The economic crisis in Italy has left many small businesses in dire straits. Unable to get credit and with little hope of an economic recovery, increasing numbers of entrepreneurs are looking to sell their businesses to Chinese investors.
Laura Zanardi and Monica Borlini opened a bar-café thirteen years ago in the northern wine region of Franciacorta.
“It was just an empty rectangular warehouse. We redid it, building a mezzanine and creating more intimate areas. It was a ton of work, demanding both economically and in terms of hours of work. But it also gave us a lot of satisfaction. It's our baby,” recalled Zanardi.
Now, the two partners are ready to sell.
They say that the economic crisis has taken a toll on the customers and on the bar's profits.
“It is much more difficult now, more demanding. It used to be easy, money moved around. Now they are all very careful, you have to stay up until morning and try to give them good fun, a night not to think about their economic problems,” said Borlini.
They are trying to sell their business through a website called “vendereaicinesi.it” - literally “sell to the Chinese.”
Simone Toppino is the co-founder of the website that helps translate and distribute ads targeting Chinese buyers.
“We started this year in mid-February. At the beginning it was just a translator and a web-developer. It was a success right away, and now we have eleven employees, with four translators. There are lots of ads and lots of work for us,” said Toppino.
Since Europe’s economic crisis began, pinching business throughout the region, there has been a steady increase in the number of Chinese opening up shop in Italy. A recent study estimates the number of Chinese-backed businesses in Italy has risen by 34 percent in recent years.
Angelo Ou, the representative of the Chinese business community in Milan, says Chinese investment in Italy is changing.
“There is a change towards the service industry.

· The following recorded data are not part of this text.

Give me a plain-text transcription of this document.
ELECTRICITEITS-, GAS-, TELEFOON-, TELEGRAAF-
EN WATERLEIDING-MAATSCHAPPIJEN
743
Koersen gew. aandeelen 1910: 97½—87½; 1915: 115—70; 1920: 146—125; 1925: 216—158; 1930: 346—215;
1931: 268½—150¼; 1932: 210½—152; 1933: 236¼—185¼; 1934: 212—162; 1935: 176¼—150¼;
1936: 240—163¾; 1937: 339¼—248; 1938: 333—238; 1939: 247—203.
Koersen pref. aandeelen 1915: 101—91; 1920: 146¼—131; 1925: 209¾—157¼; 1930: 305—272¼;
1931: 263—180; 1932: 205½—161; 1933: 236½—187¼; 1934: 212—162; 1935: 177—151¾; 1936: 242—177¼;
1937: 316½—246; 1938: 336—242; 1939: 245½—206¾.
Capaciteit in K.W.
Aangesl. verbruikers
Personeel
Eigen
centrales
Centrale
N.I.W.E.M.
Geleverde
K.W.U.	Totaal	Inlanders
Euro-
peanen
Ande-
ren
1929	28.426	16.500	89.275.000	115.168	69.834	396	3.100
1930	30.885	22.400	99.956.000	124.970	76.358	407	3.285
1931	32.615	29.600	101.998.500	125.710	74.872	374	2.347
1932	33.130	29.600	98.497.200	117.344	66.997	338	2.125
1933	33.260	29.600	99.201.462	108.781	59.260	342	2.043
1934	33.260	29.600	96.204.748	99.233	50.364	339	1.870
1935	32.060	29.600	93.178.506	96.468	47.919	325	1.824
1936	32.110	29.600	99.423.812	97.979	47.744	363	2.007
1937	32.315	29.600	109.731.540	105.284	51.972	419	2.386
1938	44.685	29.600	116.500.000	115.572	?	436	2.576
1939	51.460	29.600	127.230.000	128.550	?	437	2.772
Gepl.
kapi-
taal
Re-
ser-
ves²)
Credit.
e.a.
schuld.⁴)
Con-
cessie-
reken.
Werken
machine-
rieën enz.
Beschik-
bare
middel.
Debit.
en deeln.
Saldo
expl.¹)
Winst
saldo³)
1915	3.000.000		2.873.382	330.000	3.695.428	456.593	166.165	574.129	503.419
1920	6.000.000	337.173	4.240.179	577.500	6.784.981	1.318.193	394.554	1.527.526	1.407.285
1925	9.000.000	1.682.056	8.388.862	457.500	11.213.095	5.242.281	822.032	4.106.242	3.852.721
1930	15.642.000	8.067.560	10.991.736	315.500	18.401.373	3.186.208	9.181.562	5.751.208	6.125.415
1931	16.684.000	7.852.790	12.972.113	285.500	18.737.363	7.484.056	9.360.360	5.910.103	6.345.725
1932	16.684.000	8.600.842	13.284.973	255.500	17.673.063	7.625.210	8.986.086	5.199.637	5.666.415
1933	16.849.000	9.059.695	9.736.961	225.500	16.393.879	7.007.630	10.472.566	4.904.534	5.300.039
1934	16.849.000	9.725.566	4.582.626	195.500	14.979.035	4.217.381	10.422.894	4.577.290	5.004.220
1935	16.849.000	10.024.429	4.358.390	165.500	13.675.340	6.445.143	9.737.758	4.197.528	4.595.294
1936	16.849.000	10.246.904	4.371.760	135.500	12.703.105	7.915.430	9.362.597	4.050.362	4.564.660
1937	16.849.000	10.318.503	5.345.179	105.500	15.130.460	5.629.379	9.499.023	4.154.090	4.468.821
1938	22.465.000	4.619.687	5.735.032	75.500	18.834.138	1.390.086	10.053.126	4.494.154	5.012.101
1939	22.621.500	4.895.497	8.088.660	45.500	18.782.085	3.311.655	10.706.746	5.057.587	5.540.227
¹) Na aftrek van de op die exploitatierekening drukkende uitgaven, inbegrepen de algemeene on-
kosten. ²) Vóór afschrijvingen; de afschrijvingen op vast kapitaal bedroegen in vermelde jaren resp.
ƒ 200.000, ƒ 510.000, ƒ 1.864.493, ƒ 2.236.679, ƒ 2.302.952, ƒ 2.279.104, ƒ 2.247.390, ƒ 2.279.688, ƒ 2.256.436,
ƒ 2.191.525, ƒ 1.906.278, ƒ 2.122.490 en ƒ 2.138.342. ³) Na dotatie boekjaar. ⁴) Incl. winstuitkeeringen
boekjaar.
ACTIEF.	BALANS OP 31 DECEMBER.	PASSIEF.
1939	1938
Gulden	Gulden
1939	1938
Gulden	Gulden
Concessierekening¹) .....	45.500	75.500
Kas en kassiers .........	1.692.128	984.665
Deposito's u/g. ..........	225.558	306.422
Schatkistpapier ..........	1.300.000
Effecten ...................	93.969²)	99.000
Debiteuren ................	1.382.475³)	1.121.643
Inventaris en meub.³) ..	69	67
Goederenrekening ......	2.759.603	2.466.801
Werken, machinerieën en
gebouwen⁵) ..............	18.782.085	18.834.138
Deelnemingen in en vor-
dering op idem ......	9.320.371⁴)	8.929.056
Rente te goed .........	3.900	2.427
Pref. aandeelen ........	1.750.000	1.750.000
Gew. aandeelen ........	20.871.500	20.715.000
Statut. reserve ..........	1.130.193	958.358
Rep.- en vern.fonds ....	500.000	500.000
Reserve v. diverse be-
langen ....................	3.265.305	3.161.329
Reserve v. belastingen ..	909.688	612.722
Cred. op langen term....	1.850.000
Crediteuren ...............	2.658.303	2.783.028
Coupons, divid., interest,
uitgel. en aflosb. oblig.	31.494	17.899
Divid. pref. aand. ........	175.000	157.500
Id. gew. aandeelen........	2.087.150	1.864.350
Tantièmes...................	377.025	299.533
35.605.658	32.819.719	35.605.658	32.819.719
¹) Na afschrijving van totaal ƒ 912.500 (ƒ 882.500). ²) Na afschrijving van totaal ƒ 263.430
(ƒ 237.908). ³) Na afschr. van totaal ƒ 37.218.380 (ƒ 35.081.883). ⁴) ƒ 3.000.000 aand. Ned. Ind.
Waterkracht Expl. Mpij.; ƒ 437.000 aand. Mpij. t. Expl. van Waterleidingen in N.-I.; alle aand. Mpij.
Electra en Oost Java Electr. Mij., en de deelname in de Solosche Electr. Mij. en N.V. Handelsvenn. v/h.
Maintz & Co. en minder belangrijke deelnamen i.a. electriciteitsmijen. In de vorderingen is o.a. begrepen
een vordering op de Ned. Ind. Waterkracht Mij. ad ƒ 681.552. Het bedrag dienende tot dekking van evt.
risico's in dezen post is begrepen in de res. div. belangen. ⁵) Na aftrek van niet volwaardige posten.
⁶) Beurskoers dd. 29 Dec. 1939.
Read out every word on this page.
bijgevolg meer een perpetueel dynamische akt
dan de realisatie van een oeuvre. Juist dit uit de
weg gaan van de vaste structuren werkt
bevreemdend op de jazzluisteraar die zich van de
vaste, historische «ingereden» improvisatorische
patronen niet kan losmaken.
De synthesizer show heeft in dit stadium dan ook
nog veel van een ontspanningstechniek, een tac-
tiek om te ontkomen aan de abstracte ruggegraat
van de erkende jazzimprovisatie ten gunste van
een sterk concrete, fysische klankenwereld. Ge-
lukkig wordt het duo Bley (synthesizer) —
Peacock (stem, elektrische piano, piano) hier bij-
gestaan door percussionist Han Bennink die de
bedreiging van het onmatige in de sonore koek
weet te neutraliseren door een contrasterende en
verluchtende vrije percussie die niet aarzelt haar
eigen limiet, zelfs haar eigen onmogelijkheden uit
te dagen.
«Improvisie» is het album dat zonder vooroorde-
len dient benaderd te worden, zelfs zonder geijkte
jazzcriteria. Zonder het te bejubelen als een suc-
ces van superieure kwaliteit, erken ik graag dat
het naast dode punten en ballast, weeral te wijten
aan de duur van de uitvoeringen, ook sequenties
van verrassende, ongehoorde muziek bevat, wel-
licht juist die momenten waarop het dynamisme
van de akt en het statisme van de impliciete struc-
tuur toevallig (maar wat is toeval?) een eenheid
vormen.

In the past most businesses were in small manufacturing, so for example in ready to wear, fast fashion manufacturing. But now there is more in the servicing sector. At first the response locally was - and to some extent still is - of rejection. ‘These Chinese buy everything, even the town's bar that has been in the hands of an Italian family for three generations. What do Chinese people know about how to operate a café?’” said Ou.
With time, Ou thinks, having more Chinese working in Italy’s service sector will help with integration.
Zanardi and Borlini’s café is listed for sale for $1.4 million. The Chinese entrepreneurs who have come to see the space so far say it's too big of an investment for them. Nonetheless, the owners remain optimistic that the right buyer will come along eventually.